What if the impact grows dramatically as...they get deployed widely? ...

I think this kind of discussion is already well underway within NLP and adjacent subfields like FaCCT. I don't have as much to add there.

(Weird meta-note: Are you aware of something unusual about how this comment is posted? I saw a notification for it, but I didn't see it in the comments section for the post itself until initially submitting this reply. I'm newish to posting on Lightcone forums...)

(Weird meta-note: Are you aware of something unusual about how this comment is posted? I saw a notification for it, but I didn't see it in the comments section for the post itself until initially submitting this reply. I'm newish to posting on Lightcone forums...)

Ah. When you say lightcone forums, what site are you on? What does the URL look like?


For this point, I'm not sure how it fits into the argument. Could you say more?

It's probably a tangent. The idea was:

1) Criticism is great.

2) Explaining how that could be improved is marginally better. (I then explained for that case* how citing 'old evidence' or 'old stuff' could still apply to new stuff. It was kind of a niche application of evidence though. If someone had a good reason for using the old evidence, elaborating on that reason might help.)

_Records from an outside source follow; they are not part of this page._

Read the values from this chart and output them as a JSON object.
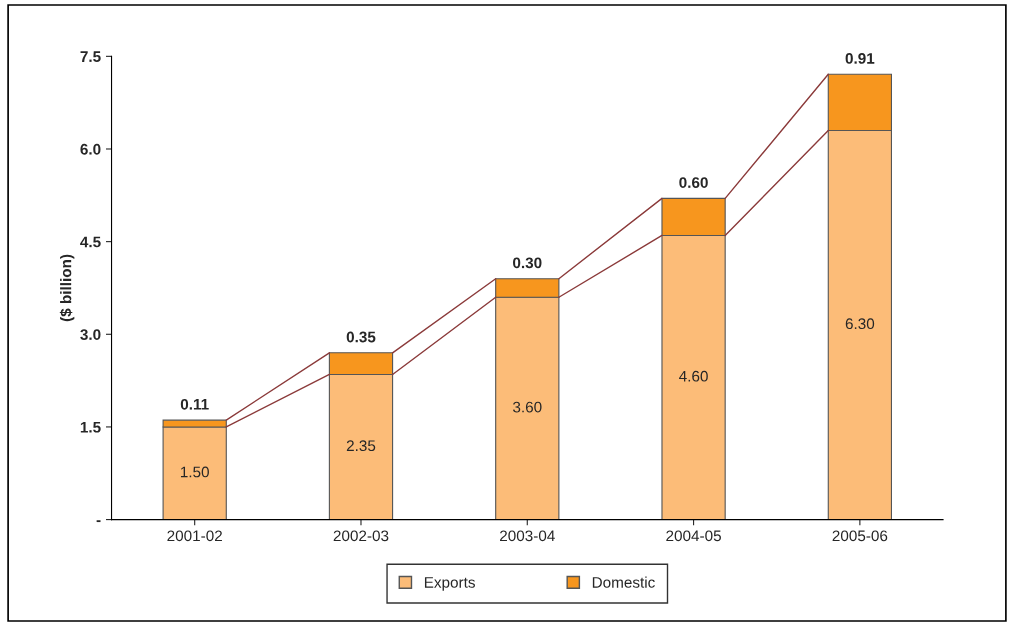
{
  "chart_data": {
    "type": "bar",
    "stacked": true,
    "ylabel": "($ billion)",
    "categories": [
      "2001-02",
      "2002-03",
      "2003-04",
      "2004-05",
      "2005-06"
    ],
    "series": [
      {
        "name": "Exports",
        "color": "#fcbc78",
        "values": [
          1.5,
          2.35,
          3.6,
          4.6,
          6.3
        ],
        "value_labels": [
          "1.50",
          "2.35",
          "3.60",
          "4.60",
          "6.30"
        ]
      },
      {
        "name": "Domestic",
        "color": "#f7961e",
        "values": [
          0.11,
          0.35,
          0.3,
          0.6,
          0.91
        ],
        "value_labels": [
          "0.11",
          "0.35",
          "0.30",
          "0.60",
          "0.91"
        ]
      }
    ],
    "ylim": [
      0,
      7.5
    ],
    "yticks": [
      {
        "value": 0,
        "label": "-"
      },
      1.5,
      {
        "value": 3,
        "label": "3.0"
      },
      4.5,
      {
        "value": 6,
        "label": "6.0"
      },
      7.5
    ],
    "grid": false,
    "legend": "bottom"
  }
}
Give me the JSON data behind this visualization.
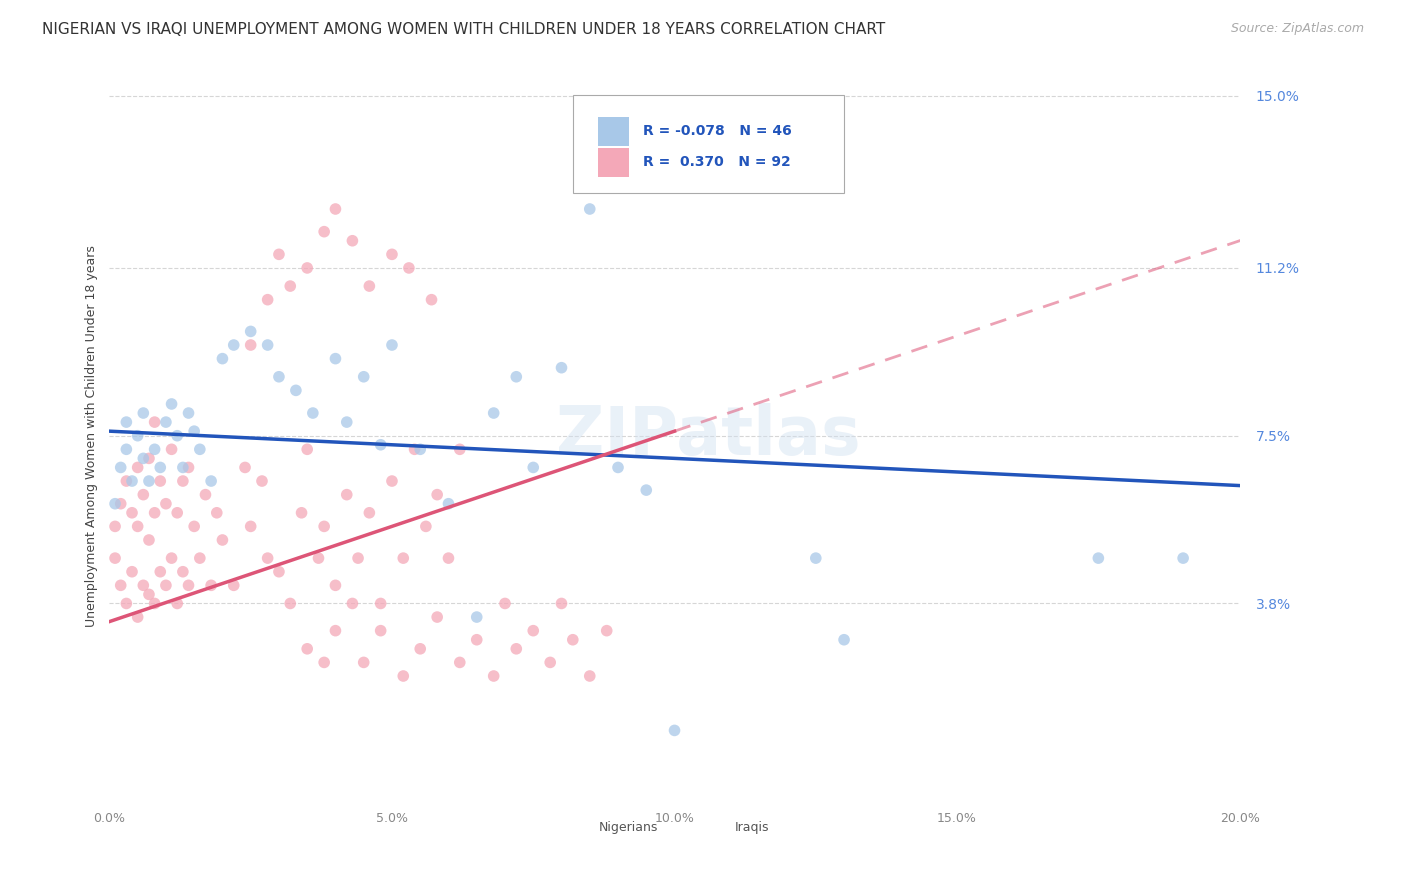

*In abstract terms - I didn't have any examples in mind.

Forum  

I can see the comment at the comment-specific AF permalink here:

https://www.alignmentforum.org/posts/RLHkSBQ7zmTzAjsio/nlp-position-paper-when-combatting-hype-proceed-with-caution?commentId=pSkdAanZQwyT4Xyit#pSkdAanZQwyT4Xyit

...but I can't see it among the comments at the base post URL here.

https://www.alignmentforum.org/posts/RLHkSBQ7zmTzAjsio/nlp-position-paper-when-combatting-hype-proceed-with-caution 

From my experience with the previous comment, I expect it'll appear at the latter URL once I reply?

[Old technique] had [problem]...

Ah, got it. That makes sense! I'll plan to say a bit more about when/how it makes sense to cite older evidence in cases like this.